The organisation is something I created together with some Balochi colleagues who expressed an interest in working together on this effort. I’m really happy to have made their acquaintance and I hope I’ll be able to make steady progress on this project with their help. (If you’re interested in contributing, please request access to the organization and/or contact me for more information.)

While creating the tokenizer repository, I also noted how Balochi (as with Spacy) is not represented as a language recognised by the metadata tracking languages used on the Hub. Frustratingly, you’re asked to input an ISO-639-1 two-letter code to represent the language of the model, but of course Balochi doesn’t have one of those. Balochi only has an ISO-693-2 and ISO-693-3 code. I’ll have to see how we can get Balochi represented on the Hub given all this. It can’t be the first time that this has happened.

Next steps

Now that I have this first iteration complete, I want to reflect a bit on how to know when the tokenizer is ‘good enough’. In particular, how do you evaluate tokenisers? Are there ways of benchmarking this? There must have been work done on this and I want to understand both what the start of the art is as well as how to know when I’ve reached it.
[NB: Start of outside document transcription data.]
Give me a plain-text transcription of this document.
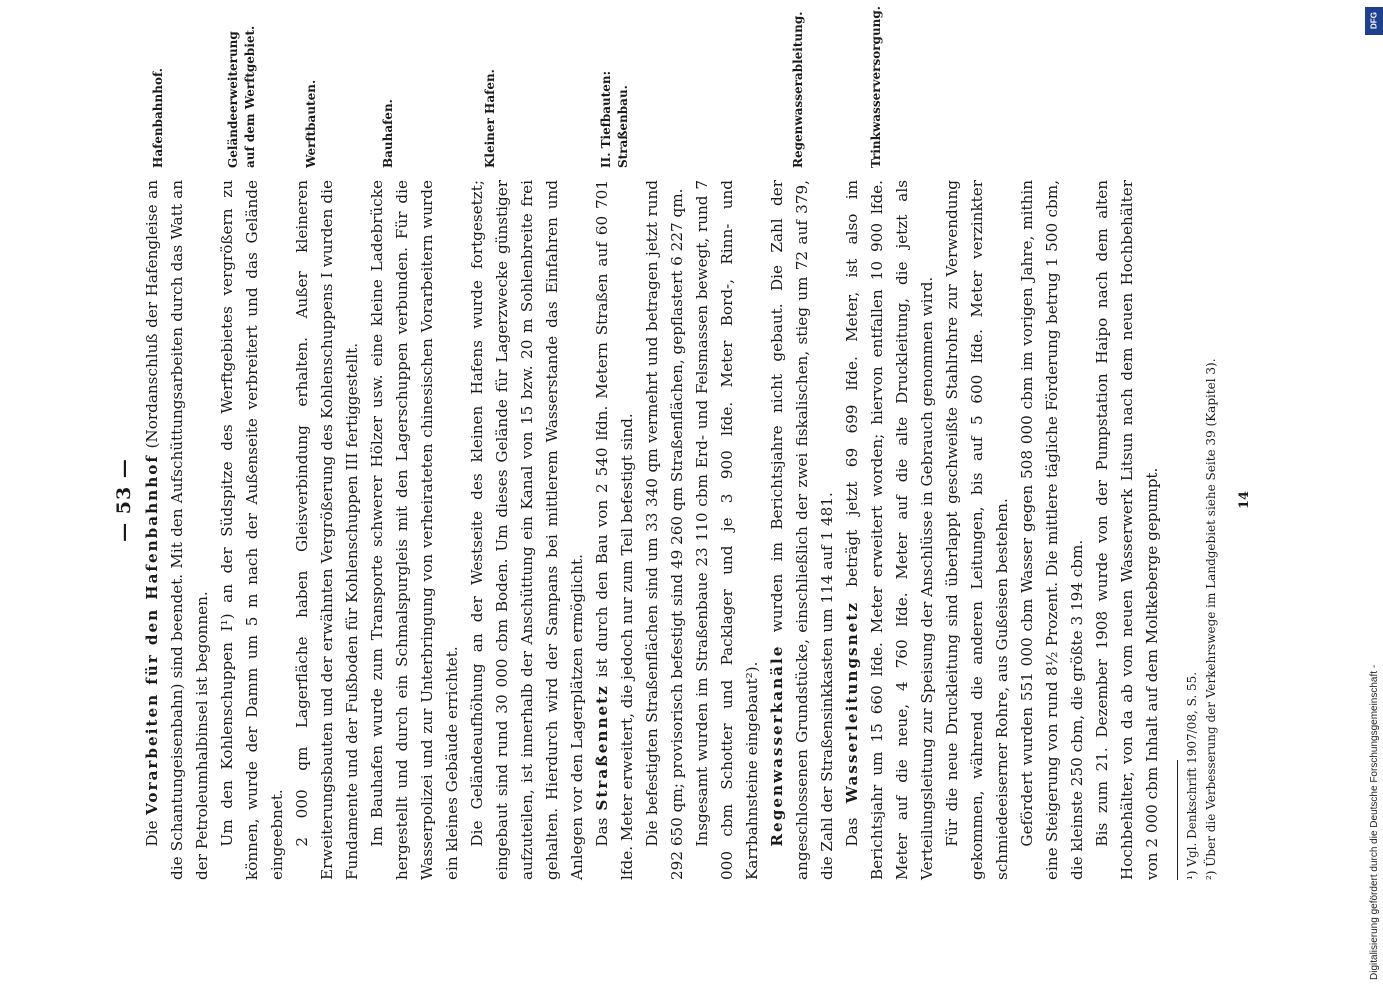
— 53 —

Die Vorarbeiten für den Hafenbahnhof (Nordanschluß der Hafengleise an die Schantungeisenbahn) sind beendet. Mit den Aufschüttungsarbeiten durch das Watt an der Petroleumhalbinsel ist begonnen. Um den Kohlenschuppen I¹) an der Südspitze des Werftgebietes vergrößern zu können, wurde der Damm um 5 m nach der Außenseite verbreitert und das Gelände eingeebnet. 2 000 qm Lagerfläche haben Gleisverbindung erhalten. Außer kleineren Erweiterungsbauten und der erwähnten Vergrößerung des Kohlenschuppens I wurden die Fundamente und der Fußboden für Kohlenschuppen III fertiggestellt. Im Bauhafen wurde zum Transporte schwerer Hölzer usw. eine kleine Ladebrücke hergestellt und durch ein Schmalspurgleis mit den Lagerschuppen verbunden. Für die Wasserpolizei und zur Unterbringung von verheirateten chinesischen Vorarbeitern wurde ein kleines Gebäude errichtet. Die Geländeaufhöhung an der Westseite des kleinen Hafens wurde fortgesetzt; eingebaut sind rund 30 000 cbm Boden. Um dieses Gelände für Lagerzwecke günstiger aufzuteilen, ist innerhalb der Anschüttung ein Kanal von 15 bzw. 20 m Sohlenbreite frei gehalten. Hierdurch wird der Sampans bei mittlerem Wasserstande das Einfahren und Anlegen vor den Lagerplätzen ermöglicht. Das Straßennetz ist durch den Bau von 2 540 lfdn. Metern Straßen auf 60 701 lfde. Meter erweitert, die jedoch nur zum Teil befestigt sind. Die befestigten Straßenflächen sind um 33 340 qm vermehrt und betragen jetzt rund 292 650 qm; provisorisch befestigt sind 49 260 qm Straßenflächen, gepflastert 6 227 qm. Insgesamt wurden im Straßenbaue 23 110 cbm Erd- und Felsmassen bewegt, rund 7 000 cbm Schotter und Packlager und je 3 900 lfde. Meter Bord-, Rinn- und Karrbahnsteine eingebaut²). Regenwasserkanäle wurden im Berichtsjahre nicht gebaut. Die Zahl der angeschlossenen Grundstücke, einschließlich der zwei fiskalischen, stieg um 72 auf 379, die Zahl der Straßensinkkasten um 114 auf 1 481. Das Wasserleitungsnetz beträgt jetzt 69 699 lfde. Meter, ist also im Berichtsjahr um 15 660 lfde. Meter erweitert worden; hiervon entfallen 10 900 lfde. Meter auf die neue, 4 760 lfde. Meter auf die alte Druckleitung, die jetzt als Verteilungsleitung zur Speisung der Anschlüsse in Gebrauch genommen wird. Für die neue Druckleitung sind überlappt geschweißte Stahlrohre zur Verwendung gekommen, während die anderen Leitungen, bis auf 5 600 lfde. Meter verzinkter schmiedeeiserner Rohre, aus Gußeisen bestehen. Gefördert wurden 551 000 cbm Wasser gegen 508 000 cbm im vorigen Jahre, mithin eine Steigerung von rund 8½ Prozent. Die mittlere tägliche Förderung betrug 1 500 cbm, die kleinste 250 cbm, die größte 3 194 cbm. Bis zum 21. Dezember 1908 wurde von der Pumpstation Haipo nach dem alten Hochbehälter, von da ab vom neuen Wasserwerk Litsun nach dem neuen Hochbehälter von 2 000 cbm Inhalt auf dem Moltkeberge gepumpt.	¹) Vgl. Denkschrift 1907/08, S. 55. ²) Über die Verbesserung der Verkehrswege im Landgebiet siehe Seite 39 (Kapitel 3).
Hafenbahnhof.	Geländeerweiterung auf dem Werftgebiet.	Werftbauten.	Bauhafen.	Kleiner Hafen.	II. Tiefbauten: Straßenbau.	Regenwasserableitung.	Trinkwasserversorgung.
14
DFG
Digitalisierung gefördert durch die Deutsche Forschungsgemeinschaft -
I also watched an extremely rewarding talk on low-resource languages (blog notes to follow!) and there was a section in that which stressed the foundational nature of tokenisation as part of language models. It also highlighted a failure mode where bad tokenisation made a model perform very badly on a certain kind of task. So based on this context I would like to understand how to evaluate tokenisers and how to know when I’ve reached a good enough point.

I also have a grab-bag of odds and ends relating to tokenization (GPU-based tokenization! tiktoken! etc.) that I mean to write up alongside the above.